Configure your existing Nginx: Point your Nginx server block to the port you exposed on the Seafile container. The documentation provides specific configuration snippets for:
Main Seafile service (Port 80)
SeaDoc (Port 8888)
Notification server (Port 8083)
Restart the services:
docker compose down
docker compose up -d
nginx -s reload
For the detailed Nginx configuration snippets and specific headers required for WebSockets (Notifications/SeaDoc), please refer to the official manual page.
That’s great news then. Didn’t realize the stack is put together by multiple compose files so was under impression nginx (or now caddy) is baked into seafile server and cannot be opted out. All good!
The Nginx process and logs you are seeing inside the container are expected. Starting with the “multi-component” (mc) images, Seafile uses an internal Nginx instance inside the container to act as a local dispatcher.
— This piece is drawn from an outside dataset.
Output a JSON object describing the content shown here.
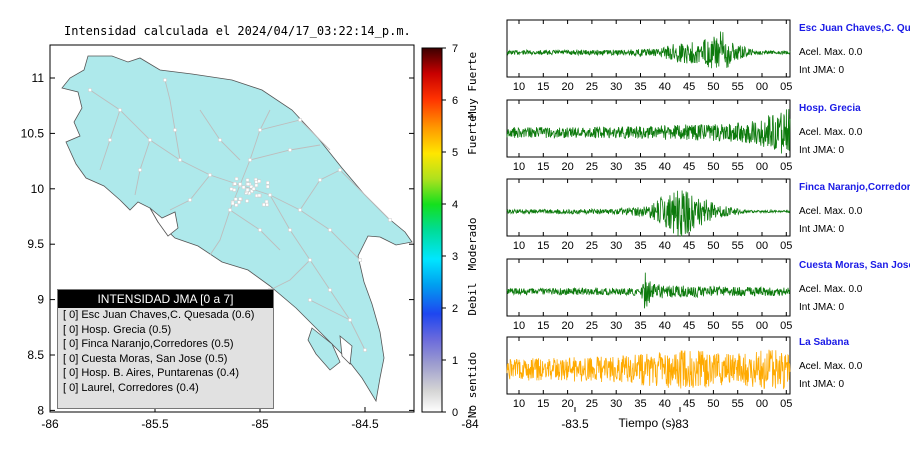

This internal Nginx routes traffic to the various services (Seahub, Seaf-server, WebDAV, etc.) within the same container. This is why you only need to expose port 80 to your external Nginx. The external proxy no longer needs specific blocks for /seafhttp, /media, or /seafdav because the internal Nginx handles those routes and simplifies the external configuration.
To summarize:
Internal Nginx (inside the container): Handles internal routing between components. It is a core part of the seafile-mc image and cannot be opted out of without building a custom architecture.
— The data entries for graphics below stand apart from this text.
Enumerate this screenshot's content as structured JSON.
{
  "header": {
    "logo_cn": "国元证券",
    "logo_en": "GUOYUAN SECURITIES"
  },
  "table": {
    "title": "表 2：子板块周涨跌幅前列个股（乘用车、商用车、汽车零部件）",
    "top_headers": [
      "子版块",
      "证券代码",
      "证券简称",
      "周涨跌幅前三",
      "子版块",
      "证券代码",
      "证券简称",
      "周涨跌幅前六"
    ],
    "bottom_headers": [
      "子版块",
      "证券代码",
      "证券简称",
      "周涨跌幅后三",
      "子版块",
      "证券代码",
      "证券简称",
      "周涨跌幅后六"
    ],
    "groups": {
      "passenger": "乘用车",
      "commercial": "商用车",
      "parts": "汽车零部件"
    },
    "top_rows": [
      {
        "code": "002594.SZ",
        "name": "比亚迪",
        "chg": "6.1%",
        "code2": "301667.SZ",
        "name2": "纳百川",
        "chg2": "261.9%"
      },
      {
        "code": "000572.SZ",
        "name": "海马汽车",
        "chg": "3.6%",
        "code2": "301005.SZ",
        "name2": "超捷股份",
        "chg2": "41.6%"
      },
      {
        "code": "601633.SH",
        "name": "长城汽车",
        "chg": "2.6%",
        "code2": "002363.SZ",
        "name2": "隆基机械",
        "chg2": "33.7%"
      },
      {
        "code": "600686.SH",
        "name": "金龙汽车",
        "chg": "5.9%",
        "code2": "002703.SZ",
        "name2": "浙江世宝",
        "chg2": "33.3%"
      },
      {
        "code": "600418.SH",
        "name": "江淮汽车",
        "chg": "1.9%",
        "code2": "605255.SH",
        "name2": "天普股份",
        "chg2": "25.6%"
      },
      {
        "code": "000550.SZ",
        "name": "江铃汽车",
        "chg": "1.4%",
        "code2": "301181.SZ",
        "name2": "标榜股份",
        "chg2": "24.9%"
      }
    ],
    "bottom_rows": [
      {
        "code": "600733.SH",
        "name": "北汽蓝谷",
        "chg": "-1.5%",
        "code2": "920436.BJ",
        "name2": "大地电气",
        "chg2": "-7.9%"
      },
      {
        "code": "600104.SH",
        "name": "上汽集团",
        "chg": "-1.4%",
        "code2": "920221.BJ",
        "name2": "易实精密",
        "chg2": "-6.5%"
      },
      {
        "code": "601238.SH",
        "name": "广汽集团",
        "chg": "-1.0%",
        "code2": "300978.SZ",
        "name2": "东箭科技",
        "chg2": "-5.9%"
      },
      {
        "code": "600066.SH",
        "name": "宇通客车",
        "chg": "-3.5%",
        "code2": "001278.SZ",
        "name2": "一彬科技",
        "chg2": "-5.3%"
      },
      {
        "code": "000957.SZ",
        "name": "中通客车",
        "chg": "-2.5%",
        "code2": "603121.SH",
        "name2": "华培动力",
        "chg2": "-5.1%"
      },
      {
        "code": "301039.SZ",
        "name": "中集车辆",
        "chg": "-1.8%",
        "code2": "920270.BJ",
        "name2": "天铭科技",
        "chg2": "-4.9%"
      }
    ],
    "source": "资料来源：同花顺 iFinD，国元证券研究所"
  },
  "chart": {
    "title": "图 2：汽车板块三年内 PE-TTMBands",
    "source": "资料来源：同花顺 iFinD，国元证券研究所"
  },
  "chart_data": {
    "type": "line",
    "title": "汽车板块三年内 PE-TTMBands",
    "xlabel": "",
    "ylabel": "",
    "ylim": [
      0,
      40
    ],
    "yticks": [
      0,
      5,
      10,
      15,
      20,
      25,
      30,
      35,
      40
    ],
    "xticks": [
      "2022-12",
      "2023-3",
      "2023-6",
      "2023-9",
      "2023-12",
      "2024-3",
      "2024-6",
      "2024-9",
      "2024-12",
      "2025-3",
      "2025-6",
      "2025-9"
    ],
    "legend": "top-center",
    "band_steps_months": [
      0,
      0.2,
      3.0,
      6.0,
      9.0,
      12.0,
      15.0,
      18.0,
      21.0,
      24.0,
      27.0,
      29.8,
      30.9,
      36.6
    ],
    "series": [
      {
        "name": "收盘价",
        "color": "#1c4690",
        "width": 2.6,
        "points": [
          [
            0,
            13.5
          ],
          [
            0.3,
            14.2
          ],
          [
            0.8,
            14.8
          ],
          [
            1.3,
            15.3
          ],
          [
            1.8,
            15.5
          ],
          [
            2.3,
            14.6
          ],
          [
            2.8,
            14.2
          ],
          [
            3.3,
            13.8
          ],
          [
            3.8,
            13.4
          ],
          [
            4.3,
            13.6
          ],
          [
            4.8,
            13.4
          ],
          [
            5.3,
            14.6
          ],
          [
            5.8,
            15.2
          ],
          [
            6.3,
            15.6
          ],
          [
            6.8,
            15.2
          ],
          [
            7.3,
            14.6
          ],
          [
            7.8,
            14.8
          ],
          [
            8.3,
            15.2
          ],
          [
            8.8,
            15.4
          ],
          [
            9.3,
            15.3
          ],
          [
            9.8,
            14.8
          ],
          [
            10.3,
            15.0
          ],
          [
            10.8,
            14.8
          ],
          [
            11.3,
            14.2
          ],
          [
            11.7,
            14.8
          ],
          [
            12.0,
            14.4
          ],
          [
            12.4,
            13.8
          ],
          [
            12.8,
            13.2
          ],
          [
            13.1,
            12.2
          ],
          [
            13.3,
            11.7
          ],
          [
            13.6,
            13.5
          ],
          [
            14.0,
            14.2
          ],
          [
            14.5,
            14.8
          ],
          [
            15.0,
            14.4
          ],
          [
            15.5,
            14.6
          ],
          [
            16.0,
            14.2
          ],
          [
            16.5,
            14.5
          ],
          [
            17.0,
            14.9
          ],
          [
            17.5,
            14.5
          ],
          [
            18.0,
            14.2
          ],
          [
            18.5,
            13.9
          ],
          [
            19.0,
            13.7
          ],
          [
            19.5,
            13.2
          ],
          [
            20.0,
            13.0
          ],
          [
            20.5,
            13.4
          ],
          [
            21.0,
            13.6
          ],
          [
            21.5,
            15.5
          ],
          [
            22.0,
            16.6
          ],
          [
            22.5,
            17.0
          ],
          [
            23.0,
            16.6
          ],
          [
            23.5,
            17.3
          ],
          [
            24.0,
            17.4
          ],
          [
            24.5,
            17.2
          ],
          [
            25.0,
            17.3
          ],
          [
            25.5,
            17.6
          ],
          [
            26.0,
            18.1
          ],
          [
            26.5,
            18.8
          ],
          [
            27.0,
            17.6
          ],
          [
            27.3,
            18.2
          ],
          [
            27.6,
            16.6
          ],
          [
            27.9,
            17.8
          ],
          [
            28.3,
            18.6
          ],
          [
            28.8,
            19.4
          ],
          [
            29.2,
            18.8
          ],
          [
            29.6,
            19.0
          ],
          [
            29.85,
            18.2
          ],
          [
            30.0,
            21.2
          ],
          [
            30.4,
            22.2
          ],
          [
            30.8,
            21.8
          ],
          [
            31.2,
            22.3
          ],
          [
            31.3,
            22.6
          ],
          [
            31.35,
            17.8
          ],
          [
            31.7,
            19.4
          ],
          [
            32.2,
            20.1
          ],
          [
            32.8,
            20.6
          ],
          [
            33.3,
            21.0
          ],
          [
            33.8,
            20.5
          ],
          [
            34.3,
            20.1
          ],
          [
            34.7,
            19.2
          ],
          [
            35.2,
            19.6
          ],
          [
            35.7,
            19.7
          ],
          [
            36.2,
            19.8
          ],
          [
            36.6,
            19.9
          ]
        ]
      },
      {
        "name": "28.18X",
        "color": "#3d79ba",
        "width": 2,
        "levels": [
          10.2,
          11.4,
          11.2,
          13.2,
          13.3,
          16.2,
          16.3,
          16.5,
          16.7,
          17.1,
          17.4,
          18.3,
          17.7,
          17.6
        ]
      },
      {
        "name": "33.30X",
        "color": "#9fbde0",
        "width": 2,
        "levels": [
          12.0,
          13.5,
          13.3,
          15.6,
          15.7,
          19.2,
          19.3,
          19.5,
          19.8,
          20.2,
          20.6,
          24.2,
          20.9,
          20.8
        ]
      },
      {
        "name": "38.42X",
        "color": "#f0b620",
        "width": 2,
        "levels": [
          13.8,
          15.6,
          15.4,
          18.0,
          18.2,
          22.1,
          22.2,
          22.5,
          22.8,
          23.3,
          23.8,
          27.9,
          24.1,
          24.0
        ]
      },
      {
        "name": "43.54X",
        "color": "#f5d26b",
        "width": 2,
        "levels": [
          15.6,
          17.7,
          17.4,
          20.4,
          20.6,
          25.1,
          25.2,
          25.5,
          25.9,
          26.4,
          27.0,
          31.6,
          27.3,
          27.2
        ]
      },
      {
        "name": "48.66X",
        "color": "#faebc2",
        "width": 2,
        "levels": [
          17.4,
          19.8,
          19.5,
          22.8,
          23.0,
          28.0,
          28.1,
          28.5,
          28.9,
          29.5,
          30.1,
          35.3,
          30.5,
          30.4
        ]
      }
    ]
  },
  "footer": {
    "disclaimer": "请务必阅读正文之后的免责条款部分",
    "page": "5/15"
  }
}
External Proxy (Caddy/Your Nginx): Handles SSL and external access, pointing to the container’s exposed port.
Regarding your request for the documentation: the reason those blocks were removed is that they are now handled internally. For a standard Docker-based v12 deployment, your external Nginx only needs the main / location block pointing to the Seafile container’s port 80, as described in the Use other reverse proxy guide.
If you have specific needs to bypass the internal Nginx entirely, you would need to revert to a standalone component architecture, but for the official Docker image, this “double proxy” (External Nginx → Internal Nginx → Service) is the designed behavior.
I also suggest you to use 13.0 version, as 12.0 is already outdated.
v13 docs on self-hosted nginx usage for seadoc only define /socket.io & /sdoc-server/ endpoints proxying to port 8888. However when looking in the seadoc’s own internal nginx config @ /etc/nginx/sites-enabled/nginx-sdoc.conf, there are some differences:
there’s also a /converter/ endpoint missing in the docs;
there’s also a root (/) location missing in the docs pointing to port 7070;
the /socket.io proxy port differs: 7070 vs 8888 defined in the docs above;
EDIT: ignore, I now understand our own nginx routing to 8888 really is pointed at the seadoc’s internal nginx listening on port 80, so all my questions are moot.